En cas de danger imminent, des procédures simplifiées permettent de mettre en œuvre une HDT sur présentation d'un seul certificat médical (associé à une demande d'admission) ou une HO par simple arrêté du maire (qui, à défaut de certificat médical, peut être prononcée lorsque le péril imminent est attesté par la seule notoriété publique). Cette disposition est conçue par plusieurs députés comme les rapporteurs du projet de loi initial comme un "progrès pour les urgences"1228. A la lecture des débats parlementaires préalables à son adoption, force est de constater que la dérive pratique d’une généralisation des procédures d’hospitalisation sur demande d’un tiers est invoquée par certains députés1229. Nous nous efforcerons d’interroger le bilan officiel de la pratique des mesures d’urgences, afin de saisir les effets mesurables de la loi de 1990.

Notes
1227.

Les directives ministérielles du 13 mai 1991 rappellent que "la référence au péril imminent en cas de certificat unique est indispensable" et "peut éventuellement être complété par la nature des soins donnés avant l’arrivée de la personne dans l’établissement dont les effets peuvent modifier les signes cliniques" (Directives ministérielles pour l’interprétation et l’application de la loi du 27 juin 1990, op. cit., p. 560).

1228.

Monsieur Chouat propose un amendement n°16 visant la suppression du deuxième certificat de 24 h en cas d’urgence ; il rappelle que jusque là, aucun certificat n’est exigé.
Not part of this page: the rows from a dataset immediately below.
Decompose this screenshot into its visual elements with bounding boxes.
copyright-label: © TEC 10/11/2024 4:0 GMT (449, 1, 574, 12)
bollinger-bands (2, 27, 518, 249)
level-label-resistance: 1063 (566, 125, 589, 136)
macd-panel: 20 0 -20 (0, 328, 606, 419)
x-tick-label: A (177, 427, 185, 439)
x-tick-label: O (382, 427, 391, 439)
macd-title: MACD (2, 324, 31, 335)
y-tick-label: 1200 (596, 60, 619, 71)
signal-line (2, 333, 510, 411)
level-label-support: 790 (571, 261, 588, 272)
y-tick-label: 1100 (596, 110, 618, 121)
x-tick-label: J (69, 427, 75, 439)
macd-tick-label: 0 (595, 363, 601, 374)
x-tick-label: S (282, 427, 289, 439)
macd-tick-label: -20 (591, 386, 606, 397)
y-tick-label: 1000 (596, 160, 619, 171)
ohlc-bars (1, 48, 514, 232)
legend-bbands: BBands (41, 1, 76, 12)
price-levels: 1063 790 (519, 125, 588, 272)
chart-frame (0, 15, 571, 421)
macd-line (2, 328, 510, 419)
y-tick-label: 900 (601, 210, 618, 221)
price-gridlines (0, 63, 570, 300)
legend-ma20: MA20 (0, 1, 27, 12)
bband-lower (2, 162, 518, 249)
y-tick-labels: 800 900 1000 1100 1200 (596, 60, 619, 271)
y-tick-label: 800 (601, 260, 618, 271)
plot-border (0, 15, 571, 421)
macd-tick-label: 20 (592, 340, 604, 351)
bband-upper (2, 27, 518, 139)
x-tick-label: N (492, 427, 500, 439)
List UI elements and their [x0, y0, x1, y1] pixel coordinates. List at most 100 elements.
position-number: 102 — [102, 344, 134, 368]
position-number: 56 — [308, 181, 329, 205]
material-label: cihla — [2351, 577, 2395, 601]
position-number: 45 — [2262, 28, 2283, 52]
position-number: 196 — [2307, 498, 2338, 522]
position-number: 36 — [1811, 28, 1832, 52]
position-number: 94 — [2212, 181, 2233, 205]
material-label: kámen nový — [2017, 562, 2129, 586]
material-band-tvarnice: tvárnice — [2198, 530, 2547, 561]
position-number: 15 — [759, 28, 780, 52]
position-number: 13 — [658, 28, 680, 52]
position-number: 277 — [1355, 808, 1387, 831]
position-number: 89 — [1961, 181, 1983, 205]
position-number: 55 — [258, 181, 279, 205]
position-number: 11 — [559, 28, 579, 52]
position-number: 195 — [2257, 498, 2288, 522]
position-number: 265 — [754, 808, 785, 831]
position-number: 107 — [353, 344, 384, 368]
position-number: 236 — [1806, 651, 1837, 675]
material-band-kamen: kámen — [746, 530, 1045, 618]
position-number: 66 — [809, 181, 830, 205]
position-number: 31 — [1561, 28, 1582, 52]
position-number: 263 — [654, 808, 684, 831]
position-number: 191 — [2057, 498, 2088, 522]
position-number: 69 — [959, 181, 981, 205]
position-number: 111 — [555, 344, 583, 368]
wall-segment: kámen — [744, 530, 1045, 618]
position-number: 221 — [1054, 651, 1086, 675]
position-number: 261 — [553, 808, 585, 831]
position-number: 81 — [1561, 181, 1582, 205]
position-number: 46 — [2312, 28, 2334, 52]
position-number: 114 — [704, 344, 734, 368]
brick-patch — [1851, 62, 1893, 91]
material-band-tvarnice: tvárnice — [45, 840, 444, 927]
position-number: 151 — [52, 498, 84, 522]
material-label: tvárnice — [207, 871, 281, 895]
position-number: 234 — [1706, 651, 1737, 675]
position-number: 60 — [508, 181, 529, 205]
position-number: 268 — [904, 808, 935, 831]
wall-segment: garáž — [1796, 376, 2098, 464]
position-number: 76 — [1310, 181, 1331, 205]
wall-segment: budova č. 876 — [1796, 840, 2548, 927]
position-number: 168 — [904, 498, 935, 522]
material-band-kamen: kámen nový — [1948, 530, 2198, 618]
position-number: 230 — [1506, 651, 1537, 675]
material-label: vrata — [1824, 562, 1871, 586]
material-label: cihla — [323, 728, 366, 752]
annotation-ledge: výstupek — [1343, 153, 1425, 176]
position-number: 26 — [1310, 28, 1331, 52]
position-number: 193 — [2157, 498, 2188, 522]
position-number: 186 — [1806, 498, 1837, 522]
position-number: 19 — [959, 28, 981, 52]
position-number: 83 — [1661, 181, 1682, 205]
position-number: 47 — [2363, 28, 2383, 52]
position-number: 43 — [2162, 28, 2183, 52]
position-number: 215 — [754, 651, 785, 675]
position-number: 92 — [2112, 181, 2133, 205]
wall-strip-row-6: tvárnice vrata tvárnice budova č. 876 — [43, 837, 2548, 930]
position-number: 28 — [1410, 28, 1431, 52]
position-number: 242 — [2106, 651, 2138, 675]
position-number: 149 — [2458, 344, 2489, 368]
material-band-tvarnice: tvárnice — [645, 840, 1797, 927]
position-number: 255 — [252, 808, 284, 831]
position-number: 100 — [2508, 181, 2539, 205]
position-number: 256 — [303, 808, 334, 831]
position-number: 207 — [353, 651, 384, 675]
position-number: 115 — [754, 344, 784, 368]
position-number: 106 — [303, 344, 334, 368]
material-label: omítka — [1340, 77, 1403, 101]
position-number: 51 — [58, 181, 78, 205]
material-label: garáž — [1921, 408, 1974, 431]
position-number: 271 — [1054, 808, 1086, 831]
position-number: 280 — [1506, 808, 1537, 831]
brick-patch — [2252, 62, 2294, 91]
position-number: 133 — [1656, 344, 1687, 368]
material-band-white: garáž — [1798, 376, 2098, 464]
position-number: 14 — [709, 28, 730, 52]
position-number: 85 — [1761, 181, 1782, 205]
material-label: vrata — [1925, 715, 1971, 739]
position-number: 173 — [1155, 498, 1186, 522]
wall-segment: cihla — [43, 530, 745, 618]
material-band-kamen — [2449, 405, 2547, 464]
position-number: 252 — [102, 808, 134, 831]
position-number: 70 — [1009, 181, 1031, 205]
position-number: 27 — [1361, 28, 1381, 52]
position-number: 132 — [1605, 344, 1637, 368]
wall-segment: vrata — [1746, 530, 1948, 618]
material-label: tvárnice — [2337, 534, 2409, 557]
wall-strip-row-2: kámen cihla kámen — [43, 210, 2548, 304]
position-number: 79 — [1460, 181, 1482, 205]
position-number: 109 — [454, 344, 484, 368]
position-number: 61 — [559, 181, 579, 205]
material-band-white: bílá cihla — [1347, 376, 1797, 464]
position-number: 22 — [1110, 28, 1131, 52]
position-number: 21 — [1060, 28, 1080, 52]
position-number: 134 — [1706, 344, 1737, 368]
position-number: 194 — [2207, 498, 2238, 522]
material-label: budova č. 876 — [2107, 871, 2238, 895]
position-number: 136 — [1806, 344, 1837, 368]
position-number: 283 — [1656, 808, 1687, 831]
En effet, l’article 8 de la loi de 1838 prévoit que les chefs des établissements publics peuvent se dispenser d’exiger le certificat du médecin en cas d’urgence. Jacques Toubon s’accorde à penser que c’est un progrès pour les urgences tandis que les opposants à cette suppression mettent en avant la défense des Droits des malades ; Madame Boutin voit par exemple en cette suppression "une atteinte à la garantie des Droits du malade" (Débats parlementaires, op. cit., p. 1313). Deux amendements annulant le premier certificat en cas d’urgence sont finalement adoptés à l’Assemblée nationale (Débats parlementaires, op. cit., pp. 1347-1348).

1229.

Pour répondre aux opposants à la suppression du second certificat en cas d’urgence, le Ministre Claude Evin renvoie à l’examen de régularité de la commission départementale des hospitalisations psychiatriques. André Clert, député socialiste, élu local et médecin de la santé publique ayant participé au lancement de la sectorisation, affirme à l’occasion des débats parlementaires préalables à la loi de 1990 que "toute l’évolution de la situation du malade dépend de celui qui a permis le déclenchement de la procédure". L’expérience montre d’après lui que le médecin redoute à faire un certificat médical pour un malade qui n’a pas d’antécédents connus : trouver un second médecin paraîtrait illusoire. Monsieur Clert craint que "la difficulté à trouver un second médecin soit rapidement tournée par la déclaration, soit qu’il y a urgence, soit, ce qui serait encore plus grave, que le placement d’office s’impose" (Débats parlementaires, op. cit., p. 1318)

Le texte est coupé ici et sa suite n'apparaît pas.